The brain is finely tuned for an environment that isn't necessarily the environment we live in. Remember that the demands of civilization are very young, but our neuroanatomy is very old.

>> No.4667950

I'll talk about the "affect your body" part of it.

> Is the actual physical form of the molecule responsible for this?

Yep.

A lot of your body's processes are accomplished in part through the action of signal proteins and enzymes (which are basically little globs of protein that do shit and can help chemical reactions happen).

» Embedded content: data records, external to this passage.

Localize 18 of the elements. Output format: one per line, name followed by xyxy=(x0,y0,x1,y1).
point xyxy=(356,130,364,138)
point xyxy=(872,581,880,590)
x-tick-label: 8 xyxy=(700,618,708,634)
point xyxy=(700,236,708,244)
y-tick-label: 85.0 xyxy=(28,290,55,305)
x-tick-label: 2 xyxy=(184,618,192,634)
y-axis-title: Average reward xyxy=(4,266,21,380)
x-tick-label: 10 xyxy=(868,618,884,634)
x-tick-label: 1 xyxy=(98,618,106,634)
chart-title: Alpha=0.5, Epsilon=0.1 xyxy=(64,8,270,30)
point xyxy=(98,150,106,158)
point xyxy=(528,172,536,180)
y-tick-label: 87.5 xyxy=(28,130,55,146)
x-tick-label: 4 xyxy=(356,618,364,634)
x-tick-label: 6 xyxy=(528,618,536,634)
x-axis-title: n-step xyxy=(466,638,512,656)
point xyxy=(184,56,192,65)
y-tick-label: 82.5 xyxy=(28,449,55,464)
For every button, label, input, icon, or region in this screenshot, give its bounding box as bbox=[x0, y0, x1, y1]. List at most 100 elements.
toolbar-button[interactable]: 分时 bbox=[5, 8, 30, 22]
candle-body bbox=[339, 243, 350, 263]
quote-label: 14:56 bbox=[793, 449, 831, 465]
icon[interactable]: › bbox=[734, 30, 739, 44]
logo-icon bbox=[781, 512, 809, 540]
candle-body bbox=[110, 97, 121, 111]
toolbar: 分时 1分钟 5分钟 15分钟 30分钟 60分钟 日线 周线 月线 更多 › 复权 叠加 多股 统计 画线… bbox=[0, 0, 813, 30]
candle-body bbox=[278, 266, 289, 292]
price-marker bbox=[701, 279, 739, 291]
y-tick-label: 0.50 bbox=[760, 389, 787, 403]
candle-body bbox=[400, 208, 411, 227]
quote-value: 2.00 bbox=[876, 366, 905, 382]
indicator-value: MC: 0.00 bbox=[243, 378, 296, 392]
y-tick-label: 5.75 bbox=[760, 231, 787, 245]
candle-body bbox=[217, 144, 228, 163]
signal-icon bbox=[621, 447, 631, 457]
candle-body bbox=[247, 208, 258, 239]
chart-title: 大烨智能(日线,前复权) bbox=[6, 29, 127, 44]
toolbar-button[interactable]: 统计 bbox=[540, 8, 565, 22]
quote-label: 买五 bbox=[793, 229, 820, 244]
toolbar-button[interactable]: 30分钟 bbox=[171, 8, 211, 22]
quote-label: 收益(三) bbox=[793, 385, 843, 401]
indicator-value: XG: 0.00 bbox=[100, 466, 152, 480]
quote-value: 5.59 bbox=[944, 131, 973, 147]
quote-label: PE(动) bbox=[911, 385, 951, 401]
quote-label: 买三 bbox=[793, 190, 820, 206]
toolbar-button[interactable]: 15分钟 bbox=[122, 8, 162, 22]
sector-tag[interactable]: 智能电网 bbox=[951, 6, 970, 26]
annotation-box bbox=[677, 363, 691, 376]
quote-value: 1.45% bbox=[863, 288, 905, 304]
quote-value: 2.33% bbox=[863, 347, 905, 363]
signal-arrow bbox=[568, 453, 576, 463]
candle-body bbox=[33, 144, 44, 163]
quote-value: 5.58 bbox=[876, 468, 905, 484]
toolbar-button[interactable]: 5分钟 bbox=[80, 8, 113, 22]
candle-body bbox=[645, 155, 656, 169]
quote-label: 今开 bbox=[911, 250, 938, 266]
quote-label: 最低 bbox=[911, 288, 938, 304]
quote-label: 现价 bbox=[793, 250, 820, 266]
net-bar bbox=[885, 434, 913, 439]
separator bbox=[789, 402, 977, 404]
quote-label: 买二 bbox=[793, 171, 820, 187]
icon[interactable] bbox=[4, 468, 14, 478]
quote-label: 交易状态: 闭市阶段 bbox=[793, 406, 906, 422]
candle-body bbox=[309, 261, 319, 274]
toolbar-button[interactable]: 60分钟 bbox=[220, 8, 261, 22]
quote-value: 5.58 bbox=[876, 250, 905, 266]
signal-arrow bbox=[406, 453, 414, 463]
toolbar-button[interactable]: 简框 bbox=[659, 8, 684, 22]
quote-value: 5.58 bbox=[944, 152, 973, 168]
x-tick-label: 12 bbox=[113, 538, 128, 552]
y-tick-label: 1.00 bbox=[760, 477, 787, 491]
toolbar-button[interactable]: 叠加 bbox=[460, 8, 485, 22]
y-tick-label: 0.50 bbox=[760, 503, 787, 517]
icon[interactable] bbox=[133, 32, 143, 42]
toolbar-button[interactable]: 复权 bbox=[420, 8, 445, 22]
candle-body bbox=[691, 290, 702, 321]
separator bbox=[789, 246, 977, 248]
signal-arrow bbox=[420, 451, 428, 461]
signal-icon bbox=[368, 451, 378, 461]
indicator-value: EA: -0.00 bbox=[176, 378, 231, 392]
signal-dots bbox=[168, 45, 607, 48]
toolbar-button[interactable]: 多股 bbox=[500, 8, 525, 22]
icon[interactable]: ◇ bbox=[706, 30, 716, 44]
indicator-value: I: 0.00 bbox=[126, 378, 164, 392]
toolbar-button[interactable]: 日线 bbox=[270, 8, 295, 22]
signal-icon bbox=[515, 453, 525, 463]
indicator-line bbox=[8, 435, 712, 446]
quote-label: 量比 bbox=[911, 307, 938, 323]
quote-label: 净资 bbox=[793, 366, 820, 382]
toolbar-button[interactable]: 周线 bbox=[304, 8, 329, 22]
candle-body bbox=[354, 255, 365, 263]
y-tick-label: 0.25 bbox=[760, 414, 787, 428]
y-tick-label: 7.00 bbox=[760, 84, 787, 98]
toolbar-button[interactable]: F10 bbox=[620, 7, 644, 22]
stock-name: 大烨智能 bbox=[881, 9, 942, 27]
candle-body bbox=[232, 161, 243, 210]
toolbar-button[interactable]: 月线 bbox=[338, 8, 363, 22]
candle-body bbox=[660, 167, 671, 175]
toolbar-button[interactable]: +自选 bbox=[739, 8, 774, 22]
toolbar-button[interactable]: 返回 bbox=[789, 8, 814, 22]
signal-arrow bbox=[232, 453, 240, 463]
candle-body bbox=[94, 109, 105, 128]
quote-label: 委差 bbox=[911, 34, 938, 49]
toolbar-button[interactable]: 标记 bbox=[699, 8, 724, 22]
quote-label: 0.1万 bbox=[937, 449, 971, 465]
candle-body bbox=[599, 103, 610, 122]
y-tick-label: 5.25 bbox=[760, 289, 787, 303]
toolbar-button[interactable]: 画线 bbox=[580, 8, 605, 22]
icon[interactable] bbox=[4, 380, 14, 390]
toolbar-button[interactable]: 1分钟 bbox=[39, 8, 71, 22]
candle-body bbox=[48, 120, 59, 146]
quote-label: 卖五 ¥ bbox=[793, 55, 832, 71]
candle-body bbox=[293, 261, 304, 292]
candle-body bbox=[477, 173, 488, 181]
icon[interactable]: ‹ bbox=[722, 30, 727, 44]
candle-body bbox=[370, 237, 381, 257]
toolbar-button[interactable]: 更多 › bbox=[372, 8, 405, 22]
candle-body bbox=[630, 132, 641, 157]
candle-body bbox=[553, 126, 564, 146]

Receptor proteins recognize molecular signals from another part of the body because they recognize specific shapes and chemical interactions (like charge and affinity for water). The signal molecule interacts with the receptor (usually there's a little pocket that it just fits into), the protein's shape changes in some way, and that is recognized by other proteins and enzymes as a signal. Enzymes are similar, but they can have different effects (maybe they turn the enzyme on, maybe they disable it, whatever).

Usually these receptors are pretty specific to the molecule they recognize. The reason that drugs work - even though they may be a molecule that your body has never seen before - is that if the shape is close enough to the natural form, it might fit into the receptor anyway. Sometimes it fits WAY TOO WELL, sometimes it just barely fits.